Maginnis, now ‘Baron Maginnis of Drumglass’, was the focus of international criticism when he said in June that gay relationships were “a rung on the ladder” towards bestiality. He also stated that homosexuals were ‘deviants’ and ‘paedophiles’.

Maginnis, who had supported the party leadership bid of former news anchorman Mike Nesbitt, was suspended by Nesbitt over his comments. He finally broke with the party after he referred to gay marriage as “unnatural and deviant behaviour”.

Announcing his resignation, the hardliner said it was a “mistake” to elect Nesbitt as party leader.

The UUP leader offered to restore the party whip just hours before the resignation in an effort to heal the rift with one of the party’s most senior and influential members. But he turned it down.

Mr Maginnis said: “If ever there was a hollow gesture in the 11th hour, that was it.”

Mr Nesbitt said: “This is not the outcome I have been seeking -- quite the opposite, in fact. On behalf of the party and the unionist people more widely, we owe a debt of gratitude to Ken Maginnis.”

Mr Maginnis was an MP from 1983 to 2001. He served in the murderous B-Specials and was later a major in the British Army’s equally controversial UDR.

A popular figure within the mainstream media, which presented him as a liberal among unionist hard liners, he is remembered by republicans for the gloating remarks he made in the aftermath of the killings of IRA Volunteers Brian Campbell and Colm McGirr.

After the two were shot dead by the British Army’s SAS in December 1983 near Coalisland, County Tyrone, Maginnis said: “Two swallows do not make a summer.

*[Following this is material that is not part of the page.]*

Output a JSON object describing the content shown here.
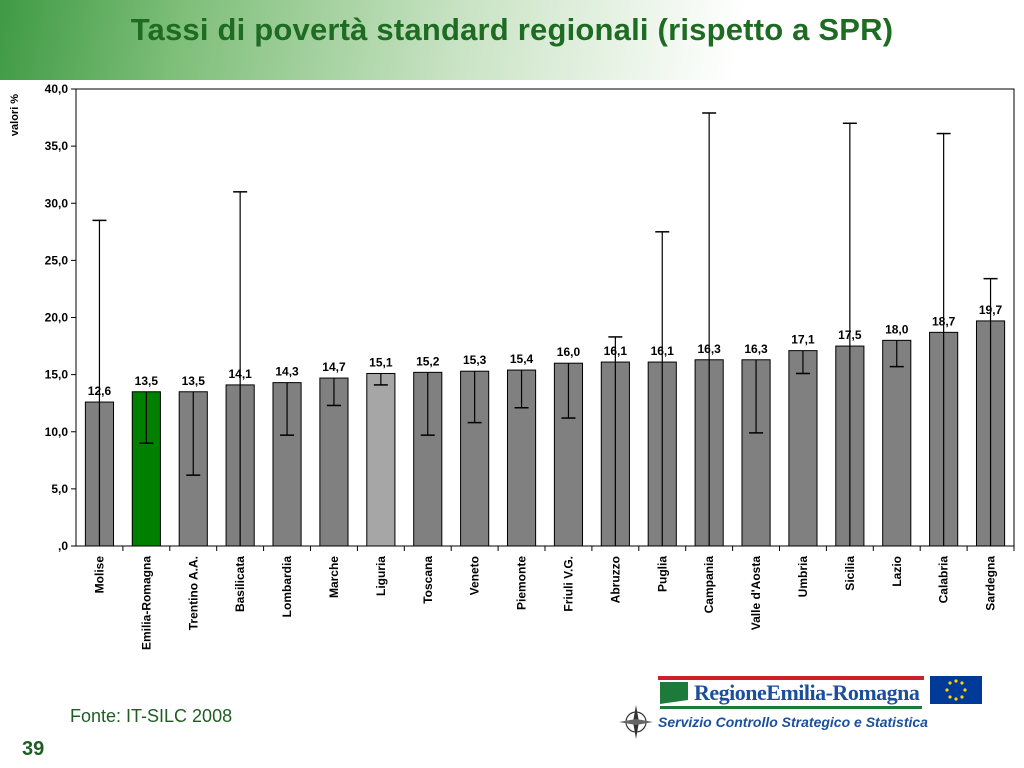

One would be foolish to gloat on this particularly successful operation, because in the very nature of things, there are many more godfathers and leaders within the IRA organisation.

“Nonetheless one is grateful to the security forces for preemptive action which has obviously saved the lives of innocent people.’’

Ater eight IRA Volunteers were ambushed and killed at Loughgall on 8 May 1987, Maginnis said he was “encouraged” and called for selective internment.

The UUP ‘security’ spokesperson has also maintained that human rights lawyers Pat Finucane and Rosemary Nelson were IRA sympathisers.

Confirming his resignation this week he said: “I have agonised over the last three months. Currently there is no room for independent or logical thinking within the party and that does not suit me.”